Haber Merkezi
Adını antik çağda yaşamış Tarsuslu filozoftan alan Aratos dergisi, yeni kitaplar yayınlamayı sürdürüyor. Aratos dergisince şu ana kadar 75 ayrı basım kitap yayınlandı. Çoğu Tarsus tarihi ve kültürünü yansıtan kitaplara ‘Toroslarda Bir Çukurova Yazlığı: Namrun Yaylası (Çamlıyayla)’ kitabı eklendi. Aratos felsefe dergisi yayın yönetmeni gazeteci-yazar Uğur Pişmanlık’ın yazdığı “Toroslarda Bir Çukurova Yazlığı: Namrun Yaylası (Çamlıyayla)’ adlı çalışma Aratos Yayınları’ndan çıktı. Edinilen bilgiye göre, ‘Toroslarda Bir Çukurova Yazlığı: Namrun Yaylası (Çamlıyayla)’ Tarsus’un bir yaylası olan Namrun’un tarihi, yayla yaşamı ve yayla kültürü, yaylanın lezzetleri, iğne oyalarından, festivallerine kadar çok yönlü bir kitap olmuş. Uğur Pişmanlık Namrun Yaylası kitaba dair görüşlerini şu şekilde paylaşıyor, “Namrun Yaylası, şimdiki adıyla Çamlıyayla. Her ne kadar adı değişmişse de Torosların eteğindeki platoda kurulu bu yazlık yerleşim, bizim için de, yöre insanı için de hala Namrun’dur. Çamlıyayla devletin koyduğu isimdir. Namrun adı ise binlerce yıldır halkın koyduğu ve kullandığı isimdir. Namrun Yaylası’na dair orada, burada, dergilerde yayınlanmış pek çok yazıya ulaşmak mümkün. Ancak Namrun Yaylası’la ilgili bir kitap bulunmuyor. İşte bu çalışma, Namrun Yaylası tarihi ve kültürü ile toplumsal yaşayışının yanı sıra keyifli metinlerden oluşan derli toplu bir Namrun kitabı olsun istedim”

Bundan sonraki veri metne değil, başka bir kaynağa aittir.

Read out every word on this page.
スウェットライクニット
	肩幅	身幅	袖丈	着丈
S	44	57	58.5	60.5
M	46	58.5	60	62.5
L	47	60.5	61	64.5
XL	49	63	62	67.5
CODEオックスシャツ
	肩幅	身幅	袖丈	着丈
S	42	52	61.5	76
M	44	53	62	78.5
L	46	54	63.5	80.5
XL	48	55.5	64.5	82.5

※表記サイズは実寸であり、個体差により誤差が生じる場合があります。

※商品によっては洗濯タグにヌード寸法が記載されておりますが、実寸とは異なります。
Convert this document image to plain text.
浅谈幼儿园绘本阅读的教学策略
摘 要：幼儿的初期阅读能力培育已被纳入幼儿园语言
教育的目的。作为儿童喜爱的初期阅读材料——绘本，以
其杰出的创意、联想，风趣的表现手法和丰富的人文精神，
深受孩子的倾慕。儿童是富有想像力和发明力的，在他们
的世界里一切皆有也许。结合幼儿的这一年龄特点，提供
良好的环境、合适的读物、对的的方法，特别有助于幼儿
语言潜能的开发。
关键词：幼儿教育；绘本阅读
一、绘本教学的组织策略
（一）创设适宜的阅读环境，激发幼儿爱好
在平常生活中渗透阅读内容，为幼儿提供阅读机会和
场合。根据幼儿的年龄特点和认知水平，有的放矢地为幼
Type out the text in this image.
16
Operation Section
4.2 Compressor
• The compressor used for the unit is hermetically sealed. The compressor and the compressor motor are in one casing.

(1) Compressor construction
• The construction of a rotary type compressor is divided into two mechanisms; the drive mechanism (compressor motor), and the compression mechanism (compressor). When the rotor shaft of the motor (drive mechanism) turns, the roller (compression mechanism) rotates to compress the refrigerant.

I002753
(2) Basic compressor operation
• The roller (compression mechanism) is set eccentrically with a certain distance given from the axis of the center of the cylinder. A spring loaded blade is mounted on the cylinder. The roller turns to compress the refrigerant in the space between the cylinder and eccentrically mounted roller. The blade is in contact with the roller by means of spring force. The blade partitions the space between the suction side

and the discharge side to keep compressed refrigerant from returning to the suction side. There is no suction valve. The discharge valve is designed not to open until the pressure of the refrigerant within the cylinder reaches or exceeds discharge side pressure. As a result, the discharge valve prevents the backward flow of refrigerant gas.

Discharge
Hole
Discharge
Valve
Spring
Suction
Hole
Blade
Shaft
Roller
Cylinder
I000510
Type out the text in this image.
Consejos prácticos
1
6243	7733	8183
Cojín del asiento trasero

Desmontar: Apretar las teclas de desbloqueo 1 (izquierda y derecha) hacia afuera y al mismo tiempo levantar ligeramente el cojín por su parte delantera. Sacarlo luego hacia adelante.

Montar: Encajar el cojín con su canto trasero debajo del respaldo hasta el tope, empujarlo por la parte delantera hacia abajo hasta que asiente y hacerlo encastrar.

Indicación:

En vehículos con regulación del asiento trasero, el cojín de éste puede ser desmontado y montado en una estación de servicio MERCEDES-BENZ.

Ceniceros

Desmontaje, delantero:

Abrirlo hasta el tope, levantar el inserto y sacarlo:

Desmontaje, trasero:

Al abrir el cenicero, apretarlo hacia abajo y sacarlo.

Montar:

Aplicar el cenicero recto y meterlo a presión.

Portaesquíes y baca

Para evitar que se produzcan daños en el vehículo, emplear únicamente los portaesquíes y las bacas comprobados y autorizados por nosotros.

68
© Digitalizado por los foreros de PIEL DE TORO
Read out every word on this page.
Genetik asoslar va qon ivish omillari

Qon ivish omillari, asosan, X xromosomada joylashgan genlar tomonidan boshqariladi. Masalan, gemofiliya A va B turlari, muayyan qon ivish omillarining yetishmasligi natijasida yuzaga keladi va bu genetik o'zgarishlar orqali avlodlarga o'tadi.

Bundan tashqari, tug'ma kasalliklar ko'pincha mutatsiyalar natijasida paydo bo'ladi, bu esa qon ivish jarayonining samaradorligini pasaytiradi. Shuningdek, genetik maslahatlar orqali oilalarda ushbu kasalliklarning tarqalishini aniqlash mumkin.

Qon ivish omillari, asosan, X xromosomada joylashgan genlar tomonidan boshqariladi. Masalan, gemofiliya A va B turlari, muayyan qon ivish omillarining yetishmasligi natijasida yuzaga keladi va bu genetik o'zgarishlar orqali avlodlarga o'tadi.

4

Pişmanlık, Toroslarda bir yazlık olan Namrun Yaylasının büyük bir zenginlik olduğunu dile getirerek, “Toroslarda Bir Çukurova Yazlığı: Namrun Yaylası” kitabımda, en azından meraklısına ve okuruna Namrun Yaylası’na vadilerine dair bir bilgi paylaşımını amaçladık. Tarihinden, coğrafyasına, kültüründen, çeşmelerine, damak tatlarından, buraya dair yazılmış şiirlere kadar çeşitli zamanlarda farklı imzaların metinlerini bir araya getirdiğimiz Namrun Yaylası kitabının, okuyucuyu bilgilendirmenin yanı sıra kalıcılık da kazanmasını arzuladık. Burada yaşayan ya da yaylacı olan pek çok insan gibi çocukluğumda ve gençlik yıllarımda, Namrun Yaylası’na dair güzel anılarımız var. Yakın zamanlarda yaylada kuyudan su çeker akşamları gaz lambası ya da gemici feneri ışığında oturur çay içer ve sohbet ederdik. Şimdi yaylaya çıkanlar, lüks konutlarla yaptıranlar klimasını, dev ekran televizyonunu, kentteki kullandığı ne kadar elektrikli, otomatik ev eşyası varsa taşıyor. Yayla, yayla olmaktan çıkıyor.
Geliştirilerek güncellenmiş ikinci baskısını yaptığımız “Toroslarda Bir Çukurova Yazlığı: Namrun Yaylası” kitabında yazılarını kullandığım ve bugün aramızda olmayan Prof. Dr. Cavit Orhan Tütengil’i ve şair Adnan Yücel’i sonsuz saygı ve teşekkürlerimle anıyorum. Yine ve yazı ve fotoğraflarıyla da katkıda bulunan, yazar Ayşe Kilimci, Nurlu Erkan hanıma, gazeteci Oral Çalışlar, emekli Savcı Osman Homurlu ile Diş Hekimi Erkan Özaydın’a teşekkür ederim. Namrun Yaylasında bu kitaba sığamayacak kadar büyük bir zenginlik var. Bu toplumsal ve kültürel zenginliğin izlerini birazda olsa bu kitapta bulacağınızı umuyorum.” diye konuştu.